Now, Google has delivered another important complement to TensorFlow, which is a custom chip called Tensor Processing Unit, or TPU. At the Google I/O conference this week, CEO Sundar Pichai said the TPU provides an order of magnitude faster performance per watt than existing chips for machine learning jobs. It could help democratize inexpensive machine learning.
Google engineer Norm Jouppi, in a blog post, said:
"Machine learning provides the underlying oomph to many of Google’s most-loved applications. In fact, more than 100 teams are currently using machine learning at Google today, from Street View, to Inbox Smart Reply, to voice search. But one thing we know to be true at Google: great software shines brightest with great hardware underneath. That’s why we started a stealthy project at Google several years ago to see what we could accomplish with our own custom accelerators for machine learning applications. The result is called a Tensor Processing Unit (TPU), a custom ASIC we built specifically for machine learning — and tailored for TensorFlow. We’ve been running TPUs inside our data centers for more than a year, and have found them to deliver an order of magnitude better-optimized performance per watt for machine learning. This is roughly equivalent to fast-forwarding technology about seven years into the future (three generations of Moore’s Law).

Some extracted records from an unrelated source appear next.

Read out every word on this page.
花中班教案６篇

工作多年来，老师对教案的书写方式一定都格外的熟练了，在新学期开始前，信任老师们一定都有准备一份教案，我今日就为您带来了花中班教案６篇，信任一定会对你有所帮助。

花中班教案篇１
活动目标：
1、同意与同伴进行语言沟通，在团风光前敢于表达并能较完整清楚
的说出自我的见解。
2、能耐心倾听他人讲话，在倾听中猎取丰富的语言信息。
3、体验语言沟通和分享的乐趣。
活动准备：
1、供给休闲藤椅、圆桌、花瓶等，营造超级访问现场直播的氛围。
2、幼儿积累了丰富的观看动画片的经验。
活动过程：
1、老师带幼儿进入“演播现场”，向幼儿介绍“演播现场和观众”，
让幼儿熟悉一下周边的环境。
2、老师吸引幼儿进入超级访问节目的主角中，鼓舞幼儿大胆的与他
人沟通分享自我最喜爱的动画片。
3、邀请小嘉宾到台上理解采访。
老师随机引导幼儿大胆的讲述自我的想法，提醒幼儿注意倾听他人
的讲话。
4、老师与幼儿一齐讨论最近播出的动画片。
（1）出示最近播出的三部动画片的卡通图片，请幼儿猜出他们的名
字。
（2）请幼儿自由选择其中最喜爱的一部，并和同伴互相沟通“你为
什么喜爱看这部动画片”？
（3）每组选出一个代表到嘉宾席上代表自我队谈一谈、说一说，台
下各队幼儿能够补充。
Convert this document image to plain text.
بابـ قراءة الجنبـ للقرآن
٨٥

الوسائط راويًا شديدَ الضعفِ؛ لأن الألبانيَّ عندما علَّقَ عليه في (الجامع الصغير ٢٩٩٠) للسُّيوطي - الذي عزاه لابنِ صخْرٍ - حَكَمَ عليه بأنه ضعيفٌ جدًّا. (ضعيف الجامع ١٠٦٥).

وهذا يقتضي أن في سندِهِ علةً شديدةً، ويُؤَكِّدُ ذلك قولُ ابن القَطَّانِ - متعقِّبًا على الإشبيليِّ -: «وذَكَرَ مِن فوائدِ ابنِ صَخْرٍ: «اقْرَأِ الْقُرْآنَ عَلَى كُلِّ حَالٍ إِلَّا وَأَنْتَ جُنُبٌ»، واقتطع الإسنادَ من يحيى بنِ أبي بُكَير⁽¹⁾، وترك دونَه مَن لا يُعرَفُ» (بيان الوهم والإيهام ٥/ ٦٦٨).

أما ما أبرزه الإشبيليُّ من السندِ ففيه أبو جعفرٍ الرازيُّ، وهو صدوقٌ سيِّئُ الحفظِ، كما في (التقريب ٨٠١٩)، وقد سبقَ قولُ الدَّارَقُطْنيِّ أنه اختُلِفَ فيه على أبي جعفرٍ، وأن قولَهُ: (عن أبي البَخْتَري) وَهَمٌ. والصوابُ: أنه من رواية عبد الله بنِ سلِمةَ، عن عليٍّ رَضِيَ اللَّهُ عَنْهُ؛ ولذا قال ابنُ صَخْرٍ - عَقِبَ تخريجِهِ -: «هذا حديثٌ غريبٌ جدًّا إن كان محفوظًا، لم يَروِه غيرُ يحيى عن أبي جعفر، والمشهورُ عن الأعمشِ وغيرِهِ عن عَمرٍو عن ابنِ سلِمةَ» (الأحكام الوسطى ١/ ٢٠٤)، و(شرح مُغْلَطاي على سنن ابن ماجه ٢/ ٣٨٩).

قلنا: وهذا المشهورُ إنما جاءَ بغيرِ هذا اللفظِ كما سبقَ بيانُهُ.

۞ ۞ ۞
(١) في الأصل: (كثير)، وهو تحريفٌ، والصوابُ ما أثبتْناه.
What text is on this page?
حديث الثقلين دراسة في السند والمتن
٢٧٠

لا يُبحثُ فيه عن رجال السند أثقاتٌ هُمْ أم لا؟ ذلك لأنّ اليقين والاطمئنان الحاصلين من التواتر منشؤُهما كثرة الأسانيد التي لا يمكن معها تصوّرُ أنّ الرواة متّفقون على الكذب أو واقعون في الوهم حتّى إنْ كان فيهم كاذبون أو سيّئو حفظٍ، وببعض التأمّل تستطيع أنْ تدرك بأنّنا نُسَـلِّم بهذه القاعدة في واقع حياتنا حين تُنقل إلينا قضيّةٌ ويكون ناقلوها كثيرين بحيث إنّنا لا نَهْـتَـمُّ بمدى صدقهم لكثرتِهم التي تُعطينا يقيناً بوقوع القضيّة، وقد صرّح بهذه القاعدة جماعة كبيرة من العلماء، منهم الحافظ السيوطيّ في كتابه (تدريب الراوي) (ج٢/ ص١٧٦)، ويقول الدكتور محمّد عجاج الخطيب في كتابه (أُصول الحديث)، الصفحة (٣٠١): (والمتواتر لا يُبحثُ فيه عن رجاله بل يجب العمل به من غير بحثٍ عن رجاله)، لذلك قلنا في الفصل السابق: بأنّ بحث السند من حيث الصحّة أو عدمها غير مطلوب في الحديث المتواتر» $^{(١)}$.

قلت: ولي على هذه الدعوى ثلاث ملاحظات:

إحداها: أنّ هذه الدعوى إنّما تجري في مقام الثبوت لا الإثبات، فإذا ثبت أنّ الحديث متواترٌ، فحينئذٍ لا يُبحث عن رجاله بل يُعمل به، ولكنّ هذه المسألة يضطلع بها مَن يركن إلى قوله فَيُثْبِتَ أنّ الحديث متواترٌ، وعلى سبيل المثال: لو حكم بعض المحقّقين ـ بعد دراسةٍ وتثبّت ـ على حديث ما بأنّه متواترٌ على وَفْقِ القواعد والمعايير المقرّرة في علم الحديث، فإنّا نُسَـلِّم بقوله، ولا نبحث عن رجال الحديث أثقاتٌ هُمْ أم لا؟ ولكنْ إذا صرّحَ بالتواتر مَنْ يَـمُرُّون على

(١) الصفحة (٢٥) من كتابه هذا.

TPU is tailored to machine learning applications, allowing the chip to be more tolerant of reduced computational precision, which means it requires fewer transistors per operation. Because of this, we can squeeze more operations per second into the silicon, use more sophisticated and powerful machine learning models and apply these models more quickly, so users get more intelligent results more rapidly. A board with a TPU fits into a hard disk drive slot in our data center racks."